I literally do not think Superman has enjoyed a status quo since 2007. Maybe since before Final Crisis, which was 2006.
That was DC and Bendis decided we needed, after New 52 Superman sorta died, a trans-dimensional Superman took his place, the two merged into one being, Superman lived on a farm, maybe worked at the Planet, maybe didn't... what DC and Bendis decided to was reshuffle the deck Again. And to revisit doom of Krypton - something that terribly few, especially comics enthusiasts of any stripe, are excited to engage in again.
If Bendis' social media is any indication - and just Sunday I read a note somewhere on twitter that suggested you *have* to follow Bendis's Instagram to get where this is headed (no. Thanks, but, no.). Which he promised is a sprawling mystery. Which will last a long, long time.
That's a weird sort of presumption, though, isn't it? To assume we all want whatever mystery you're spinning? That's either going to permanently mar the poetic history of the death of Krypton, or is going to turn out to be a big nothing... and which will surely be written away should it become canon, however briefly.

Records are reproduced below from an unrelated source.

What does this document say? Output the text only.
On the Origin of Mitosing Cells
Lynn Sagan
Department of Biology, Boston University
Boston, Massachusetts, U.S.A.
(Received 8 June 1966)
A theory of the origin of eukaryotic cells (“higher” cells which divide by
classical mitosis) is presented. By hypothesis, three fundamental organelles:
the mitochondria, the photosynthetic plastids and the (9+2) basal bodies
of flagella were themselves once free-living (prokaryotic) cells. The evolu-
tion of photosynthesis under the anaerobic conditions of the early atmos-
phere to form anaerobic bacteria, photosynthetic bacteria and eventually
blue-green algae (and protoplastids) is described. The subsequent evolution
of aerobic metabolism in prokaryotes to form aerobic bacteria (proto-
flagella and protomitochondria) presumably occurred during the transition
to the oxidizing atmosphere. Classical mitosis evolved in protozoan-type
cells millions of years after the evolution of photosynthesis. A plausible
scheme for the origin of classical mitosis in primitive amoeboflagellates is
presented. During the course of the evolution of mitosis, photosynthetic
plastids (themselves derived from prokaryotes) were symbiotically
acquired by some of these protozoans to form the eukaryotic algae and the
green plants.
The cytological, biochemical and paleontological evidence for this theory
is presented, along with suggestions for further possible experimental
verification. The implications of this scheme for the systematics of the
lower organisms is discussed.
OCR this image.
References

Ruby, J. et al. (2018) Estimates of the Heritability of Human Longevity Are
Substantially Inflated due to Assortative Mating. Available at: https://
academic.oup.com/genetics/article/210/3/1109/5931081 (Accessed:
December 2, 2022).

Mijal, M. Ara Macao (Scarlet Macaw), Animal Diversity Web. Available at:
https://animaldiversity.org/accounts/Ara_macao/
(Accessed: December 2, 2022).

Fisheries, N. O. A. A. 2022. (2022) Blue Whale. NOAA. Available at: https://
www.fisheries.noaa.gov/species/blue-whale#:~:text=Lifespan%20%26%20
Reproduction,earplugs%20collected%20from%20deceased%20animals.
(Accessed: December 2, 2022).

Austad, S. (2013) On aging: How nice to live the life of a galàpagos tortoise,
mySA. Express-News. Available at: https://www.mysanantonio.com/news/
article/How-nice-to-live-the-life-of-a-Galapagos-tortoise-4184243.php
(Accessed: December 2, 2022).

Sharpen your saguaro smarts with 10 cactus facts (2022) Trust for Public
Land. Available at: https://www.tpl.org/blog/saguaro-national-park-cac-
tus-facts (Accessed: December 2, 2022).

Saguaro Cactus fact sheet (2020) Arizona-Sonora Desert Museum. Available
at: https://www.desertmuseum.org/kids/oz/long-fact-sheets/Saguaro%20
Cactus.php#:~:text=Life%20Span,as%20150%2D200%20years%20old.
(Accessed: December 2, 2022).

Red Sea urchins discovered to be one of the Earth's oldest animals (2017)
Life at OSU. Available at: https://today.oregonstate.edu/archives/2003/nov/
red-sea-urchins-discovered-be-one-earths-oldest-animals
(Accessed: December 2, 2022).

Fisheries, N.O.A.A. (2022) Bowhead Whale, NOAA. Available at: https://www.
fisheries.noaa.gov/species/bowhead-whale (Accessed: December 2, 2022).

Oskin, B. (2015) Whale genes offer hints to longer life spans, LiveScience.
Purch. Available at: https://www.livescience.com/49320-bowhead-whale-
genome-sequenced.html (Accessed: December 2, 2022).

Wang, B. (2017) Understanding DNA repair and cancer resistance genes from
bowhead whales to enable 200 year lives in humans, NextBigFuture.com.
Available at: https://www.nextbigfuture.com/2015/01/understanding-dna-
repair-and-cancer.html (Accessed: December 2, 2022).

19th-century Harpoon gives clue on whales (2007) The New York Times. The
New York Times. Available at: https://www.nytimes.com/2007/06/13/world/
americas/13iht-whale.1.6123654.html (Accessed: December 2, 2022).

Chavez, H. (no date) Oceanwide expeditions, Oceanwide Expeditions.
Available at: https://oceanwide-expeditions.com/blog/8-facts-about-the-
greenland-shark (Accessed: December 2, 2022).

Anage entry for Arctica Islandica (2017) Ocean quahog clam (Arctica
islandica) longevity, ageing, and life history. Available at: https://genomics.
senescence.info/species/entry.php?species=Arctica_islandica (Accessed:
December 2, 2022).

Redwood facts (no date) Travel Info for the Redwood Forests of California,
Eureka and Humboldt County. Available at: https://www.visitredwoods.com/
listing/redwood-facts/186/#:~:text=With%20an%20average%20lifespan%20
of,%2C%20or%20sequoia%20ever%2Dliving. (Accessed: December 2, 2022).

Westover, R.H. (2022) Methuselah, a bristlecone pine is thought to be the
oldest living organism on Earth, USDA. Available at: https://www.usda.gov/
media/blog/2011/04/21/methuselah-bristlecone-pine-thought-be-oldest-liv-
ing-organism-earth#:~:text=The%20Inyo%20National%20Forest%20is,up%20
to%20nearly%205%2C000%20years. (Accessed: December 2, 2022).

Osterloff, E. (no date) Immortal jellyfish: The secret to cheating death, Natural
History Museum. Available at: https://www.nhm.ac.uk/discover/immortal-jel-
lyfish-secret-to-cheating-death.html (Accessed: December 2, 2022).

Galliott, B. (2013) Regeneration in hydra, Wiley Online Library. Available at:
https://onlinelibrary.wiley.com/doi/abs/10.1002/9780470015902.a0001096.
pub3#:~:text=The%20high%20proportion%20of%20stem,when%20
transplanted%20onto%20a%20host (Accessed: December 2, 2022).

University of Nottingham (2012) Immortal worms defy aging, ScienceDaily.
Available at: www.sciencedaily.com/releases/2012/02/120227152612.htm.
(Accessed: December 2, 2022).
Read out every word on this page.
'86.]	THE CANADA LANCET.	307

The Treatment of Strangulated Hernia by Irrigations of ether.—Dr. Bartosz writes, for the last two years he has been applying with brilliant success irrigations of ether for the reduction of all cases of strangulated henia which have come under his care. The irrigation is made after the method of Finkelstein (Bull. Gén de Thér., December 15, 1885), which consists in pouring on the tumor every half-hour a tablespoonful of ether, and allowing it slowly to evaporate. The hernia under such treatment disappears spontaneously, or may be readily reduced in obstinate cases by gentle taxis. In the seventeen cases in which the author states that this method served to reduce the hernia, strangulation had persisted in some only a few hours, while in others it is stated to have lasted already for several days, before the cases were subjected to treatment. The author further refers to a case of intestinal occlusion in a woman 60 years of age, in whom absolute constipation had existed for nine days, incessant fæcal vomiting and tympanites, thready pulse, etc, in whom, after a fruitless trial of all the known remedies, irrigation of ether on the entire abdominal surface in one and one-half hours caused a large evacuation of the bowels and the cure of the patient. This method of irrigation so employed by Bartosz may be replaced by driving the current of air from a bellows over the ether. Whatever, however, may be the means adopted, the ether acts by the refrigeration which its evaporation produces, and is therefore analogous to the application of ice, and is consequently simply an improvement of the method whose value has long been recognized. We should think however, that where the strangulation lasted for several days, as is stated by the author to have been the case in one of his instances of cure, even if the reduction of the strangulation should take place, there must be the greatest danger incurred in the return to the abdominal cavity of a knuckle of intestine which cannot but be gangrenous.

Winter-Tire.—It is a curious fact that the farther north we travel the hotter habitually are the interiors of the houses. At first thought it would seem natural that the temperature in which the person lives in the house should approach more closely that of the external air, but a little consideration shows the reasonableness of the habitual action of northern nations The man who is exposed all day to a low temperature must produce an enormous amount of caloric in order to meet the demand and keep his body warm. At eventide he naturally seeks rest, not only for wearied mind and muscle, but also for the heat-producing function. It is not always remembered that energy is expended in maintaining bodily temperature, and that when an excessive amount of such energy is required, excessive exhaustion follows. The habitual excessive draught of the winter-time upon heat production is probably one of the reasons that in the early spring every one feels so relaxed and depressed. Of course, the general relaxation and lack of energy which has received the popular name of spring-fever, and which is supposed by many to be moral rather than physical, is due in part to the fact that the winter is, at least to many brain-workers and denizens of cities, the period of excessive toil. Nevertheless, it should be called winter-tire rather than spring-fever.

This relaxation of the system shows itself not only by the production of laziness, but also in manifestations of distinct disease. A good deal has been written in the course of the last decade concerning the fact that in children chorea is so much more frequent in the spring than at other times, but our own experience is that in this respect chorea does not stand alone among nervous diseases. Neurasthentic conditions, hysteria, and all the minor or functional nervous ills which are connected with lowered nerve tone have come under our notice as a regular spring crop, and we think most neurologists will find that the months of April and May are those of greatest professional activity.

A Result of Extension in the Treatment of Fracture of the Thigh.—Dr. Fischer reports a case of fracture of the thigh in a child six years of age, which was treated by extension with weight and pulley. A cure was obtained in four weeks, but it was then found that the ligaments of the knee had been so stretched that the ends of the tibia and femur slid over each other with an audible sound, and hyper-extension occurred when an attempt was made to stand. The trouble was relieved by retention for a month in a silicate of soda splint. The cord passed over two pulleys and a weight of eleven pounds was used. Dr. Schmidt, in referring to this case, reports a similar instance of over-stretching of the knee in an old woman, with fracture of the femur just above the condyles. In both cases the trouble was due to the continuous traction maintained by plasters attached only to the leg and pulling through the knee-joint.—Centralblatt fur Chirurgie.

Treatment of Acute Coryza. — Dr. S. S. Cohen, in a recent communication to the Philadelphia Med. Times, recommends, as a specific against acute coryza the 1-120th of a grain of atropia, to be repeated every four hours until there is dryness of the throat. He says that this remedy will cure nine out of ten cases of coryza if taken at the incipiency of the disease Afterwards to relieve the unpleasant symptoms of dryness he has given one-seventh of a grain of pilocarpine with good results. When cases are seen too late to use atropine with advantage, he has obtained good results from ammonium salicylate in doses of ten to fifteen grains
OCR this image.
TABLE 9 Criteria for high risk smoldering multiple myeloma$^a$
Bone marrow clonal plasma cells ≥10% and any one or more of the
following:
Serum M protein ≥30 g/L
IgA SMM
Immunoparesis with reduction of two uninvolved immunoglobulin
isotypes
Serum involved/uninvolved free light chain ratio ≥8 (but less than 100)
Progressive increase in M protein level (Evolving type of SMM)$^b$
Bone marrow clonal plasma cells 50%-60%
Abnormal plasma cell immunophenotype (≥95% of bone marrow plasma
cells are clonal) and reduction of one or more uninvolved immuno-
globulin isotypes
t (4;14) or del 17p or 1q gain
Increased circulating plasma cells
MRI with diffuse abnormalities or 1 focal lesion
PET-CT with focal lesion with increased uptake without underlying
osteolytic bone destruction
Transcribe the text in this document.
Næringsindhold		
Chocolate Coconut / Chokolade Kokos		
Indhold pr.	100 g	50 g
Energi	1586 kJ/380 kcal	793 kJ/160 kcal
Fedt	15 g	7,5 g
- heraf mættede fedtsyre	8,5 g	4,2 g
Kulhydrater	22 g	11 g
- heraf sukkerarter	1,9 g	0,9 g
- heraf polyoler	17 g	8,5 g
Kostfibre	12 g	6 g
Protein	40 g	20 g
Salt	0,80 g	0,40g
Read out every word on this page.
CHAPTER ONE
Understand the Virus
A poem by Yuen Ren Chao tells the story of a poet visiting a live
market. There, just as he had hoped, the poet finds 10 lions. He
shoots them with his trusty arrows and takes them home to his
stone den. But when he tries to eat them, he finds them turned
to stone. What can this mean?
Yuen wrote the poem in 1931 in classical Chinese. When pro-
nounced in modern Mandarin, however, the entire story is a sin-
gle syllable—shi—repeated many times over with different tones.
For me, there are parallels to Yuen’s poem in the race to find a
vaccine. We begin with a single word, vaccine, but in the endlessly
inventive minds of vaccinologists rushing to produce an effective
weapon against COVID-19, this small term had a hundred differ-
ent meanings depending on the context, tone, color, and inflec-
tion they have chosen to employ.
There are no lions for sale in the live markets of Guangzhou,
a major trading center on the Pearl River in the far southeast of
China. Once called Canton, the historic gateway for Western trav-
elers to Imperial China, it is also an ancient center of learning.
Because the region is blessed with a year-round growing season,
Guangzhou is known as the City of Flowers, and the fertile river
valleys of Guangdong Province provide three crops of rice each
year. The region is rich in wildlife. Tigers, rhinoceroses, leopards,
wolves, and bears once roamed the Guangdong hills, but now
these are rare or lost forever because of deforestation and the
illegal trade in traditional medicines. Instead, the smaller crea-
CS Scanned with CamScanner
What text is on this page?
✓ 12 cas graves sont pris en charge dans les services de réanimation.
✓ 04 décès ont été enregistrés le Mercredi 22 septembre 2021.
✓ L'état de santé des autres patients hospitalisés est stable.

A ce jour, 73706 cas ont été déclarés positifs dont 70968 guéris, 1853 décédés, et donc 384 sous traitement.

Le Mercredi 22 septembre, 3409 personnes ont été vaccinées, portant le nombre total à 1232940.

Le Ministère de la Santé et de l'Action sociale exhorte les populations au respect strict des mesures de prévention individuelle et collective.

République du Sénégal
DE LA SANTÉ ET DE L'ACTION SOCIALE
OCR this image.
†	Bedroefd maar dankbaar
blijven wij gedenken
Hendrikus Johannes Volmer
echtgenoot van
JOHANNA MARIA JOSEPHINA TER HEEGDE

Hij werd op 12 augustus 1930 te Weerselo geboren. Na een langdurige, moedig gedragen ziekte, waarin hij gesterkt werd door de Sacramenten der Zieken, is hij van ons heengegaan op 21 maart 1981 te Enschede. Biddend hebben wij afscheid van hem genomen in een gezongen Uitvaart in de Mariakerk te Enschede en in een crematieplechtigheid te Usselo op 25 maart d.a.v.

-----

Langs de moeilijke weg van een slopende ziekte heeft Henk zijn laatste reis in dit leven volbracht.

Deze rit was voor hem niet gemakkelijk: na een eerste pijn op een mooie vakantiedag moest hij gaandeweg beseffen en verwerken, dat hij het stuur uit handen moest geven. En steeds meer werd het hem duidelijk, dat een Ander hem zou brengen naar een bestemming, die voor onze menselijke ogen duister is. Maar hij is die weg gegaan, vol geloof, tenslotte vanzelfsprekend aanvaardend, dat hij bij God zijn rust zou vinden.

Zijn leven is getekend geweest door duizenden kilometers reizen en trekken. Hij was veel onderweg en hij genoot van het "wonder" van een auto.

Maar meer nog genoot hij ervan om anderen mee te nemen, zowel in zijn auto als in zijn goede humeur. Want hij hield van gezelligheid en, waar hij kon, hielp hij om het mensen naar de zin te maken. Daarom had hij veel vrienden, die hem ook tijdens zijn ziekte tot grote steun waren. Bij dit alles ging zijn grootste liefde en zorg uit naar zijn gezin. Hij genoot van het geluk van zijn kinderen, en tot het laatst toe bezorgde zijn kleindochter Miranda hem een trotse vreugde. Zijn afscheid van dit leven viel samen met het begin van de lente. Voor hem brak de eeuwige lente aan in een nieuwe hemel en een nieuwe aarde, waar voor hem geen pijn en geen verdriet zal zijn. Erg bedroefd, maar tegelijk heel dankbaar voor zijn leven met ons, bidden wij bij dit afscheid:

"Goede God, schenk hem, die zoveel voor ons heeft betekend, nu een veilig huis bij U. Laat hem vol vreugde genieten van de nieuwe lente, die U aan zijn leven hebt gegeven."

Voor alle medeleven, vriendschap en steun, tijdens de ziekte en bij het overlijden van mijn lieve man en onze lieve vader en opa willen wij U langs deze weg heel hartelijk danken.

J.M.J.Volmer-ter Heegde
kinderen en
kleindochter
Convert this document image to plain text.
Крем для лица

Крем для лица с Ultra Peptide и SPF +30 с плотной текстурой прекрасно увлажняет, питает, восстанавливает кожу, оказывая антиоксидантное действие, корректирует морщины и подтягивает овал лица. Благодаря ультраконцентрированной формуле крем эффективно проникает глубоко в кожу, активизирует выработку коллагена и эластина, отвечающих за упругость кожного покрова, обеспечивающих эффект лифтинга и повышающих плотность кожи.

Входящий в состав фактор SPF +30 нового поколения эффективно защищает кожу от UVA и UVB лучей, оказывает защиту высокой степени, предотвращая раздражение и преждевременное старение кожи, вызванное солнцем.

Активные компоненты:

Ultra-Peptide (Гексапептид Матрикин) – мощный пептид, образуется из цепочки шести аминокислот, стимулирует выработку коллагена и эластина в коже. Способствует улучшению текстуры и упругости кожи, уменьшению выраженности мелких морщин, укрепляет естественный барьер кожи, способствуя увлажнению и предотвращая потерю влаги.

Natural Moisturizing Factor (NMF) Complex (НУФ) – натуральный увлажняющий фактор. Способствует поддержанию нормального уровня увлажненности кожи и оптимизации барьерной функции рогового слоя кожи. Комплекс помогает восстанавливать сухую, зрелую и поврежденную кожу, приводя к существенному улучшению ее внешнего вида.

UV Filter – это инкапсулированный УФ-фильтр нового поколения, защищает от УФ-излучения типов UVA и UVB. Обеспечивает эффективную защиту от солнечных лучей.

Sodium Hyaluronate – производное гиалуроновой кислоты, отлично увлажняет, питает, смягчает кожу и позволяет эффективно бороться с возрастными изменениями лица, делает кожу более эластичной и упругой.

It's a wait-and-see game, but it's an expensive one as Bendis trickles out his story in decompressed bites. And if I'm feeling anxious about where this is headed, it's sure to tax the patience of many folks tuning into Superman comics for the first time in a while, or, possibly, ever. I honestly don't know if extending the mystery of "Mr. Oz", started two years ago now, is something anyone is all that invested in - because, man, it really isn't a satisfying twist on 80 years of Superman.
What could have been in 6 issues - a set-up and world building for Superman, is, instead, yet another deconstruction.